At a news conference after the rescue, operation chief Mr Narongsak Osatanakorn said: "We have done something that no one expected that we could complete. It was an impossible mission."

On Tuesday, Singapore Prime Minister Lee Hsien Loong took to Facebook to express his delight and relief over the mission's success.

Delighted & relieved that the 12 Thai boys & their football coach have been successfully rescued from the Tham Luang...

Posted by Lee Hsien Loong on Tuesday, July 10, 2018

Calling it a "remarkable display of the strength of the human spirit", PM Lee added: "It is an inspiring tale of what different nations and groups can achieve by working together."

Social media and news outlets have also commended those who made the rescue mission possible, from divers who were directly involved in the hazardous operation to everyday people who contributed what they could.

Here is a list of real-life heroes who deserve recognition for saving 13 lives, as compiled by Facebook user Anindya Ghose.

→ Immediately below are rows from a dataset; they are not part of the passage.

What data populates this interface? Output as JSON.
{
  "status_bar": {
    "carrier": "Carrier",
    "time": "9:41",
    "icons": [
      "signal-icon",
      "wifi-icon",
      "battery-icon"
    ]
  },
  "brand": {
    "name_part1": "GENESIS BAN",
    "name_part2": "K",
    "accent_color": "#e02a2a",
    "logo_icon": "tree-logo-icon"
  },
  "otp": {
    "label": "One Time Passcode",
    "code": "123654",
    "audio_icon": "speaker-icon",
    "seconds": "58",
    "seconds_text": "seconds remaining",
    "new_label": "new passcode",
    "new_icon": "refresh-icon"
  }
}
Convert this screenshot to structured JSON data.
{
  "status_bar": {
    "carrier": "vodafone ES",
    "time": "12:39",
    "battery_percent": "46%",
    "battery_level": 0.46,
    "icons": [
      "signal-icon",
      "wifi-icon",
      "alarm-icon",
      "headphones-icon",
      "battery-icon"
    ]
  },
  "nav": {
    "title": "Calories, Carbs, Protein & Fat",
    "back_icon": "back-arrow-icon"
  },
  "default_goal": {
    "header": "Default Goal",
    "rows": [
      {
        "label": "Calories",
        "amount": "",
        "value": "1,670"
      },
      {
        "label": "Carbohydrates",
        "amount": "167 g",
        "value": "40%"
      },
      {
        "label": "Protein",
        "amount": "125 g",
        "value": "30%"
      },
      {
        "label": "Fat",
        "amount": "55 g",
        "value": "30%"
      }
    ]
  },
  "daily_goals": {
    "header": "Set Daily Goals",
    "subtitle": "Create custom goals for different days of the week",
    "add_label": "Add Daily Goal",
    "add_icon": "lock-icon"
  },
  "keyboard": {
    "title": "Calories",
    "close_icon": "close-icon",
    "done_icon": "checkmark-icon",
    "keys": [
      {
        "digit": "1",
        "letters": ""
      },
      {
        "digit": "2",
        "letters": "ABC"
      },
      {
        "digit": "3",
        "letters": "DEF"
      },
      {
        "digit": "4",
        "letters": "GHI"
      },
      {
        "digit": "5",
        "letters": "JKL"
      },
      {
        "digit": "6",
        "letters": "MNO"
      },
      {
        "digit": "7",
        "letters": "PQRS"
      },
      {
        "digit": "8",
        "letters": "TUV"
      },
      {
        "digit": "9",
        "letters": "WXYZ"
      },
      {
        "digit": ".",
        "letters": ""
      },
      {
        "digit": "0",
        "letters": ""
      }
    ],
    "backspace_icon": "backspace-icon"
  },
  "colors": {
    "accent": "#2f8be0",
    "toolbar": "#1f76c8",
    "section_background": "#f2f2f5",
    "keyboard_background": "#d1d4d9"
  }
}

1. British cave explorer Vern Unsworth

Having been in Tham Luang cave multiple times, Mr Vern Unsworth used his expert knowledge to lead rescuers to the stranded team's location.

Based in Chiang Rai, he also roped in some of the world's best divers to join the search.

Without him, the rescue mission might have never come to fruition, according to the Facebook post.

2. Coach Ekapol Chanthawong

Despite losing his entire family at the tender age of 10, assistant coach Ekapol Chanthawong remained resilient, trained as a monk and devoted his life to helping children.

He has been credited for helping the 12 boys to survive in the cave by teaching them meditation, giving them all his food and most of his water before rescuers located the group.

3. Former Thai Navy SEAL diver Saman Guran

Former military diver Saman Guran died on July 5 while delivering oxygen tanks to the cave.

The 38-year-old became unconscious, reportedly due to a lack of oxygen, and was declared dead after unsuccessful attempts to revive him.

4. British cave divers John Volanthen and Rick Stanton

Universally regarded as the best cave divers in the world, John Volanthen and Rick Stanton gallantly led the peril-fraught operation.

And it's not their first time participating in risky rescue missions to save lives either.

5. Farmers living near the cave

Farmers residing near the cave had no qualms sacrificing their fields and livelihood so that water could be pumped out from the caves.

This was even though it meant losing an entire year's worth of crops.

6. Locals who cooked and delivered food

For over two weeks, volunteers cooked and delivered food to the rescue team -- for free.

No distance was too great, as they cycled and biked from hundreds of kilometres away.

7. A woman who cooked Halal food

Realising that Muslim cave divers would require Halal food, a Muslim woman solved that need with her selflessness.

Working with a team, she cooked and provided the team with free Halal meals.

8. A local laundry shop owner

This woman and her team of cleaners took care of the rescuers' clothes.

She helped to wash and dry-clean their clothing every day, also for free.

9. A local dive shop owner

A small business owner supplied the rescue team with free oxygen tanks and diving gear.

10. Hundreds of volunteers

Volunteers tirelessly involved in the mission were said to have numbered hundreds. They include bird nest collectors and a water pumping team.

ALSO READ: Thai cave rescue: Birds-nest collectors, water pump operators return home to applause

"They come in all shapes and sizes," said the Facebook post.

Added the Facebook user: "Sometimes, the worst of times brings out the best in people."

And as the saying goes, not all heroes wear capes.